I used following function in Python to initialize an index in Elasticsearch.
def init_index():
constants.ES_CLIENT.indices.create(
index = constants.INDEX_NAME,
body = {
"settings": {
"index": {
"type": "default"
},
"number_of_shards": 1,
"number_of_replicas": 1,
"analysis": {
"filter": {
"ap_stop": {
"type": "stop",
"stopwords_path": "stoplist.txt"
},
"shingle_filter" : {
"type" : "shingle",
"min_shingle_size" : 2,
"max_shingle_size" : 5,
"output_unigrams": True
}
},
"analyzer": {
constants.ANALYZER_NAME : {
"type": "custom",
"tokenizer": "standard",
"filter": ["standard",
"ap_stop",
"lowercase",
"shingle_filter",
"snowball"]
}
}
}
}
}
)
new_mapping = {
constants.TYPE_NAME: {
"properties": {
"text": {
"type": "string",
"store": True,
"index": "analyzed",
"term_vector": "with_positions_offsets_payloads",
"search_analyzer": constants.ANALYZER_NAME,
"index_analyzer": constants.ANALYZER_NAME
}
}
}
}
constants.ES_CLIENT.indices.put_mapping (
index = constants.INDEX_NAME,
doc_type = constants.TYPE_NAME,
body = new_mapping
)
Using this function I was able to create an index by user-defined specs.
I recently started to work with scala and spark. For integrating elasticsearch into this I can either use Spark's API i.e. org.elasticsearch.spark or I can use Hadoop org.elasticsearch.hadoop. Most of the examples I see are related to Hadoop's methodology but I don't wish to use Hadoop here. I went through Spark-elasticsearch documentation and was able to atleast index documents without including Hadoop but I noticed that this created everything default, I can't even specify _id there. It generates _id on its own.

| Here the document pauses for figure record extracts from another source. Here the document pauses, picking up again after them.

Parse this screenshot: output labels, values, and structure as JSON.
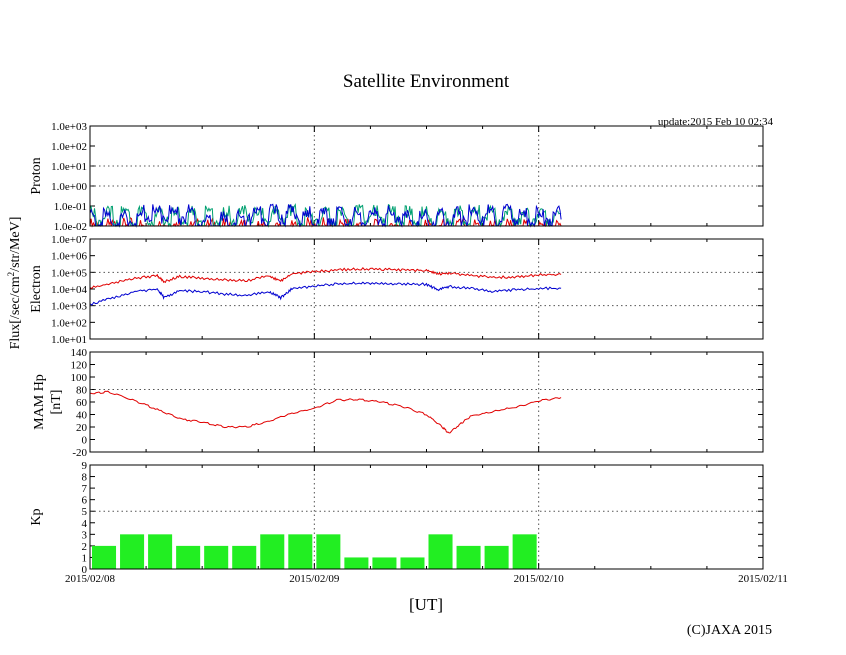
{
  "title": "Satellite Environment",
  "update": "update:2015 Feb 10 02:34",
  "copyright": "(C)JAXA 2015",
  "colors": {
    "red": "#e00000",
    "blue": "#0000d0",
    "green": "#00a070",
    "bar": "#22ee22"
  },
  "chart_data": [
    {
      "type": "line",
      "name": "proton",
      "ylabel": "Proton",
      "yscale": "log",
      "ylim": [
        0.01,
        1000
      ],
      "yticks": [
        "1.0e-02",
        "1.0e-01",
        "1.0e+00",
        "1.0e+01",
        "1.0e+02",
        "1.0e+03"
      ],
      "series": [
        {
          "name": "proton-red",
          "values": [
            0.013,
            0.011,
            0.012,
            0.01,
            0.014,
            0.011,
            0.012,
            0.013,
            0.011,
            0.012
          ]
        },
        {
          "name": "proton-green",
          "values": [
            0.05,
            0.06,
            0.055,
            0.06,
            0.05,
            0.065,
            0.055,
            0.06,
            0.05,
            0.06
          ]
        },
        {
          "name": "proton-blue",
          "values": [
            0.04,
            0.07,
            0.03,
            0.08,
            0.05,
            0.06,
            0.04,
            0.07,
            0.05,
            0.06
          ]
        }
      ],
      "x": [
        0.0,
        0.23,
        0.46,
        0.69,
        0.92,
        1.15,
        1.38,
        1.61,
        1.84,
        2.1
      ]
    },
    {
      "type": "line",
      "name": "electron",
      "ylabel": "Electron",
      "yscale": "log",
      "ylim": [
        10,
        10000000
      ],
      "yticks": [
        "1.0e+01",
        "1.0e+02",
        "1.0e+03",
        "1.0e+04",
        "1.0e+05",
        "1.0e+06",
        "1.0e+07"
      ],
      "x": [
        0.0,
        0.1,
        0.2,
        0.3,
        0.33,
        0.4,
        0.5,
        0.6,
        0.7,
        0.8,
        0.85,
        0.9,
        1.0,
        1.1,
        1.2,
        1.3,
        1.4,
        1.5,
        1.55,
        1.6,
        1.7,
        1.8,
        1.9,
        2.0,
        2.1
      ],
      "series": [
        {
          "name": "electron-red",
          "values": [
            12000,
            22000,
            45000,
            60000,
            28000,
            55000,
            45000,
            35000,
            32000,
            60000,
            30000,
            80000,
            110000,
            140000,
            160000,
            150000,
            140000,
            130000,
            80000,
            90000,
            65000,
            50000,
            55000,
            70000,
            75000
          ]
        },
        {
          "name": "electron-blue",
          "values": [
            1200,
            3000,
            7000,
            10000,
            3000,
            8000,
            7000,
            5000,
            4000,
            7000,
            3000,
            10000,
            15000,
            20000,
            22000,
            21000,
            20000,
            19000,
            9000,
            14000,
            11000,
            7000,
            9000,
            10500,
            11000
          ]
        }
      ]
    },
    {
      "type": "line",
      "name": "magnetic-field",
      "ylabel": "MAM Hp",
      "ylabel2": "[nT]",
      "ylim": [
        -20,
        140
      ],
      "yticks": [
        "-20",
        "0",
        "20",
        "40",
        "60",
        "80",
        "100",
        "120",
        "140"
      ],
      "x": [
        0.0,
        0.08,
        0.2,
        0.3,
        0.4,
        0.5,
        0.6,
        0.7,
        0.8,
        0.9,
        1.0,
        1.1,
        1.2,
        1.3,
        1.4,
        1.5,
        1.57,
        1.6,
        1.65,
        1.7,
        1.8,
        1.9,
        2.0,
        2.1
      ],
      "series": [
        {
          "name": "hp-red",
          "values": [
            74,
            76,
            62,
            48,
            33,
            28,
            20,
            20,
            30,
            42,
            50,
            63,
            64,
            60,
            52,
            40,
            20,
            10,
            25,
            38,
            45,
            52,
            62,
            67
          ]
        }
      ]
    },
    {
      "type": "bar",
      "name": "kp",
      "ylabel": "Kp",
      "ylim": [
        0,
        9
      ],
      "yticks": [
        "0",
        "1",
        "2",
        "3",
        "4",
        "5",
        "6",
        "7",
        "8",
        "9"
      ],
      "values": [
        2,
        3,
        3,
        2,
        2,
        2,
        3,
        3,
        3,
        1,
        1,
        1,
        3,
        2,
        2,
        3
      ]
    }
  ],
  "xaxis": {
    "label": "[UT]",
    "ticks": [
      "2015/02/08",
      "2015/02/09",
      "2015/02/10",
      "2015/02/11"
    ],
    "range": [
      0,
      3
    ]
  },
  "ylabel_shared": "Flux[/sec/cm",
  "ylabel_sup": "2",
  "ylabel_shared_tail": "/str/MeV]"
}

In scala I use the following code for indexing (not complete code):
val document = mutable.Map[String, String]()
document("id") = docID
document("text") = textChunk.mkString(" ") //textChunk is a list of Strings
sc.makeRDD(Seq(document)).saveToEs("es_park_ap/document")
This created an index this way:
{
"es_park_ap": {
"mappings": {
"document": {
"properties": {
"id": {
"type": "string"
},
"text": {
"type": "string"
}
}
}
},
"settings": {
"index": {
"creation_date": "1433006647684",
"uuid": "QNXcTamgQgKx7RP-h8FVIg",
"number_of_replicas": "1",
"number_of_shards": "5",
"version": {
"created": "1040299"
}
}
}
}
}
So if I pass a document to it, a following document is created:
{
"_index": "es_park_ap",
"_type": "document",
"_id": "AU2l2ixcAOrl_Gagnja5",
"_score": 1,
"_source": {
"text": "some large text",
"id": "12345"
}
}
Just like Python, how can I use Spark and Scala to create an index with user defined specifications?